«Кто сказал, что Серп не молод?»

Совершенно невинная шутка была признана гнусным надругательством над символикой страны.

Выгоняя из дому неверную жену, бывший алкоголик неистово рубил китайские пуховики бельгийским топориком, крушил тайванским ломиком чешскую мебель. Он знал, чего требует. «Свободу узникам Гименея!»

«В то время как в Египте, в Уругвае, в Чили, в Южной Корее томятся в мрачных застенках борцы за мир, истинные коммунисты, чистые люди, положившие жизнь за свободу угнетенных всего мира, – писал официальный рецензент Госкомиздата РСФСР, – Прашкевич требует свободы узникам Гименея!»

Ну и все такое прочее.

Повесть кончалась пророческими словами.

«Что касается профессора Иосинори Имаидзуми, профессор пока молчит. Но и тут я настроен оптимистично: почта будет. Кому-кому, а уж профессору Имаидзуми вовсе не безразлична судьба Великого Краббена.»

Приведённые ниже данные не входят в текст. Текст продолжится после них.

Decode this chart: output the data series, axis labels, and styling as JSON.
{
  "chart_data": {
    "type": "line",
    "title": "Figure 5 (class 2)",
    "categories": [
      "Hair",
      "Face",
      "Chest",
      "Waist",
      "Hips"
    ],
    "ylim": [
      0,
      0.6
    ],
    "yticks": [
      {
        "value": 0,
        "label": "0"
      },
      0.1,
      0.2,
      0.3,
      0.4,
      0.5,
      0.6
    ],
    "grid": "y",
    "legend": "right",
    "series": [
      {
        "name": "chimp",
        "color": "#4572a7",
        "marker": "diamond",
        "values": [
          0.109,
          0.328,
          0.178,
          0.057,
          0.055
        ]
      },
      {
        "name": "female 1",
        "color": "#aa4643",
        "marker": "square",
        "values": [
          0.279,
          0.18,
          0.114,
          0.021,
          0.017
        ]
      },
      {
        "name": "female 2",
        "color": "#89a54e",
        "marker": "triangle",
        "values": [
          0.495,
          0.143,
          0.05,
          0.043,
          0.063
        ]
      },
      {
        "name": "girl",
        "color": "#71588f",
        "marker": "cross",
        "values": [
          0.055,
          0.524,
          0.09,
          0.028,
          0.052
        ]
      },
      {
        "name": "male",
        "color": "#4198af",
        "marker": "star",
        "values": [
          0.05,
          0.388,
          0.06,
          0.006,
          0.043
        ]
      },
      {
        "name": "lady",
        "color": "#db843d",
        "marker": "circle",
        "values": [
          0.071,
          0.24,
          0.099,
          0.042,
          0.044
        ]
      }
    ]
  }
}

После чего следовала заключительная фраза: «Лишь бы в это дело не вмешалась политика

МИХАИЛ ПЕТРОВИЧ

Михаилу Петровичу Михееву, прекрасному новосибирскому писателю, нравилась моя фантастика, но «Великого Краббена» он не принимал.

«Смотри, – открывал он мне глаза на действительность. – Краббен лишил тебя работы, тебя не печатают, ты попал в черный список Госкомиздата. Тебе мало? Зачем ты опять пишешь про этого пьяницу?» – Он имел в виду рассказ про выведенный лысенковцами новый вид кукурузы. Серп Иванович Сказкин в деревне Бубенчиково попадает на такое поле. Там кукуруза была даже не столько выведена, сколько воспитана. Крайне агрессивный воинственный вид. Эта кукуруза должна была сама защищать себя от морганистов-вейсманистов, но произошел сбой на генетическом уровне и новый вид кукурузы активно защищал себя от колхозников.

Я помалкивал.

Я присматривался.

16 января 1987 года (целую эпоху назад) Михаил Петрович приехал в Академгородок. Империя еще не рухнула, и Литературный клуб Дома ученых имел возможность приглашать писателей из любого города. Кажется, приезжал Карен Симонян (Ереван), Теодор Гладков (Москва), Марк Сергеев (Иркутск), Михаил Карбышев (Томск), члены редакции знаменитого журнала «Химия и жизнь» (Москва) – Ольгерт Либкин и Михаил Гуревич с примкнувшим к ним писателем Виталием Бабенко.

Было морозно, дул жесткий ветер. Люди собирались неспешно.

«Мартович, – сказал Михеев, расхаживая на фоне черной доски, вмонтированной в стену Малого зала. – Давай спустимся в столовую и выпьем кофе. – И, как человек в высшей степени обязательный, предупредил: – Если даже никто не придет, я выступлю перед тобой.» – Вынув изо рта крошечную трубку (на моей памяти он ни разу ее не раскурил), он заметил: «Брехт утверждал, что детектив нужно писать весело».

Это он уже отвечал на вопрос, почему перестал писать фантастику.

«Не хватает знаний, Мартович, – объяснил он уже в столовой. – Фантастику должны писать люди, разбирающиеся в науке. Фантастику всегда писали люди, разбиравшиеся в науке. Не знаю, как у иностранцев, но у нас в основном так. Обручев – геолог, Сергей Беляев – медик, Ефремов – палеонтолог, Казанцев – инженер, Днепров – физик, младший из Стругацких – астрофизик. Чтобы писать фантастику, надо иметь научный склад ума, а я всего лишь электрик. Я умею возиться с техникой, но и все, не больше. Когда в фантастику придет очень много электриков и кондукторов, она превратится в нечто иное. И вообще, Мартович, в наше время милицейские сюжеты людям понятнее философских. Да и как я могу писать фантастику, если ничего не смыслю в науке? Перед Ефремовым, Мартович, я даже робею. Это, по-моему, уже даже и не фантастика. Это просто очень умный человек разговаривает с тобой, из воспитанности предполагая. что ты знаешь столько же. А я столько не знаю. И словарик изобретенных им терминов помочь мне ничем не может. Если честно, Мартович, я самым позорным образом очень многого не понимаю из того, что написано в „Туманности Андромеды“.